Winning in life and in business
Most people have this notion that being able to recite a fact is the way to win business and influence people. An agent saying “I closed 70 transactions last year” sounds impressive, right? Is it still an impressive fact that those 70 sides were mostly four land deals that (after closing with that agent) were subdivided and they’re counting them as seventy lots, thus transactions, despite only four simple settlement statements with their name on them? Or is it more impressive if an agent’s seventy transactions were luxury home listings handled primarily by the lone agent rather than completely handed off after a signed listing agreement, and that 55 of those listings were repeat clients?
The other problem with “facts” is that they often do not appeal to emotion. “I am number one” is far less effective than saying “I have been inside every single home in this neighborhood, can tell you about previous homeowners, and although my sign is in more yards here than any other agent, I am most proud that I have lived here and practiced real estate here since before the S&L crisis in the 80s that we survived.” Both are facts, but one is a story and takes much more intelligence and mental fortitude to communicate.
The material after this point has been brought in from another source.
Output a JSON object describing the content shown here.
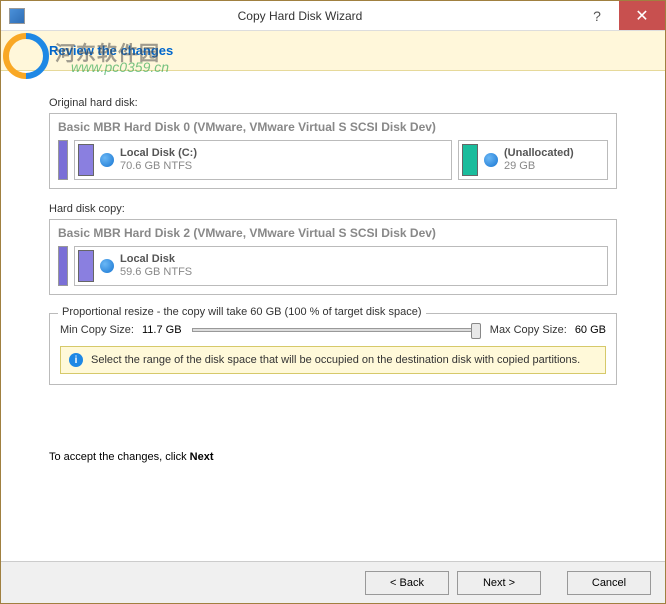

In the words of Seth Godin:
Politicians, non-profits and most of all, amateur marketers believe that all they need to do to win the day is to recite a fact. You’re playing Monopoly and you say, “I’ll trade you Illinois for Connecticut.” The other person refuses, which is absurd. I mean, Illinois costs WAY more than Connecticut. It’s a fact. There’s no room for discussion here. You are right and they are wrong.
But they still have the property you want, and you lose. Because all you had was a fact.
On the other hand, the story wins the day every time. When the youngest son, losing the game, offers to trade his mom Baltic for Boardwalk, she says yes in a heartbeat. Because it feels right, not because it is right.
Your position on just about everything, including, yes, your salary, your stock options, your credit card debt and your mortgage are almost certainly based on the story you tell yourself, not some universal fact from the universal fact database.
Not just you, everyone. Work with that.
Telling your story
How are you telling your story? Or are you stuck on facts?
Are you negotiating by telling the buyer’s agent that they’ll get what they get and their client should be less picky, or are you telling them that the stone pathway in the back yard will not be removed because the homeowner watched her terminally ill husband place each step by hand for her even though he was sick, and that she doesn’t have the heart to destroy the memory even though she knows a future homeowner may decide to remove the steps?
On your website about page, are you touting the cliché moniker “number one agent” everywhere and bullet pointing where you have worked as if sharing a stagnant resume with certifications that consumers could care less about? Wouldn’t it be better to tell a story? Two designers stand out for their about pages, Gummisig and Andrew Reifman both who say more than “I do design stuff and have had these clients, the end.” I feel connected to their story, I relate to their background and interests, and I feel an obligation to refer to them because they are so much more than designers, they are people.
Realtors can capture this too, without pictures of puppies and Glamour Shots but about themselves minus dry bragging.
- Being number one pales in comparison to telling people you once met a client, listed their home, sold their home, and closed in 72 hours.
- Being the top agent (of some arbitrary mark) is inferior to the fact that your entire real estate practice is done on an iPad and not because you’re a geeky Jobs fanboy but because your 1983 Mac lasted until 1997 and you trust the Apple brand like people trust your service.
- Having integrity is a tagline overused and is far less impressive than sharing that you take the entire month of June off to work in the orphanage your wife founded in Kenya and you pay air fare for any of your clients that want to join you to volunteer and build schools and water wells in the mountains.
- Saying “we mean business” is meaningless, why not share that you and your team pledge to return all calls that go to voicemail within 30 minutes, no matter what time they call? Why not note that your team alone comprises of 44% of the entire city’s transactions in a year?
- Citing the fact that you run an eco-brokerage, why not tell the story of the house in Houston you visited that was made entirely of recycled/collected materials that were so well put together you had no idea it wasn’t standard building materials and you were so inspired you read every book and news article you could on the topic and ten years later have devoted your life to helping people reduce their footprint in ways that don’t make them feel like they live in cold, stark boxes.
Facts are good support for stories and stories are great support for facts, but facts alone do not appeal to most, and business clichés can actually work against you rather than for you. Win business and influence people around you by appealing to their emotion, their logic, or their humanity, but above all, tell a story which invokes emotion because emotions are far more memorable than a passing statistic. Storytelling is the oldest art, but is achievable by anyone- we all have a story to tell.
How are you telling your story on your website, when you meet people, and when you negotiate?